Think about all the other topics, national or local that can send people over the edge when discussing them. War supporters vs. detractors, Democrats vs. Republicans, move-ins vs. natives, those who want alcohol vs. those who don't, prolife vs. pro-choice, those who want to keep the rebel flag vs. those who don't, and on and on to infinity. Some of those issues are more serious than others, but the question remains, at what point did our society start making every single issue so personal, and taking every single issue so personally?

I would be hesitant to touch more than half of that stuff (in an editorial) with a 10-foot-pole. The expression "more trouble than its worth" comes to mind. Feedback is terrific and always appreciated, but I don't think I would have the time to field the amount of angry phone calls or read the amount of angry letters that taking a position on either side of those topics would generate.

People seem to have their minds made up 110 percent about so many topics, and there does not appear to be a lot of shades of grey in many people's eyes. In some ways I think that may be a response to the growing post-modern attitude that there are no absolutes, that truth is relative, and that nothing is black and white.

I certainly don't buy into that line of thinking, but in combating it, I think we have gone too far the other way.
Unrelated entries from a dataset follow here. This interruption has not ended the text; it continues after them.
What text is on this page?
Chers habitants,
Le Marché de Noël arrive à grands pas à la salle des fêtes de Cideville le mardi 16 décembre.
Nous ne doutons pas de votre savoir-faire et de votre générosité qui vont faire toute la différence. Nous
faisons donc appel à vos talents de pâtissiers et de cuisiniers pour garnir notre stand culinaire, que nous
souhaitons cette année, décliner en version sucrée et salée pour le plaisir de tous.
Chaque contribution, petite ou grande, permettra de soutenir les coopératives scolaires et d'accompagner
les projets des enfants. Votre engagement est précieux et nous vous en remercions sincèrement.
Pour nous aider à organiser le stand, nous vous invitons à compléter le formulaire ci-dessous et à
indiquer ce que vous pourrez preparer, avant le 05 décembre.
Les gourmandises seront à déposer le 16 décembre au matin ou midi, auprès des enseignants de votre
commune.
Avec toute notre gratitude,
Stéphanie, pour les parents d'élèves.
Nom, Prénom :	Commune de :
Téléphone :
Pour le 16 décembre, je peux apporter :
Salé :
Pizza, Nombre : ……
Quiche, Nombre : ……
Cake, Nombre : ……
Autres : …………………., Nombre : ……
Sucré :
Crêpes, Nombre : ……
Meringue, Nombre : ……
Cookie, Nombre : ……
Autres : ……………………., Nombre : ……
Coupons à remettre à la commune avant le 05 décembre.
These days, I honestly think you could get a dozen random people in a room and ask them which is better, mustard or ketchup, and within fifteen minutes they would all be ready to kill each another.

I don't have the decades of perspective that some people have, so I don't really know if it has been this way for any length of time or if this is something that has worsened in recent years.

But from what I have seen, it does seem like things have gone downhill in the past decade or so. Few people appear content to choose their battles carefully or walk away from a dispute. Remember the old "talk to the hand" comeback? At some point I think it turned into "talk to the hand...as it tries to claw your eyes out." People on both sides of almost every issue imaginable seem to have adopted an unspoken rule that anyone who doesn't agree with them is bad, wrong, and needs to go far, far away.

The shooting at Virginia Tech is a reminder that these days it seems to take some tragic event, a 9/11 type of event, to bring people together for any length of time. Even then, it never lasts long. Abraham Lincoln said that "A nation divided cannot stand." If that's true, I have to believe that America's legs are getting a little wobbly at this point.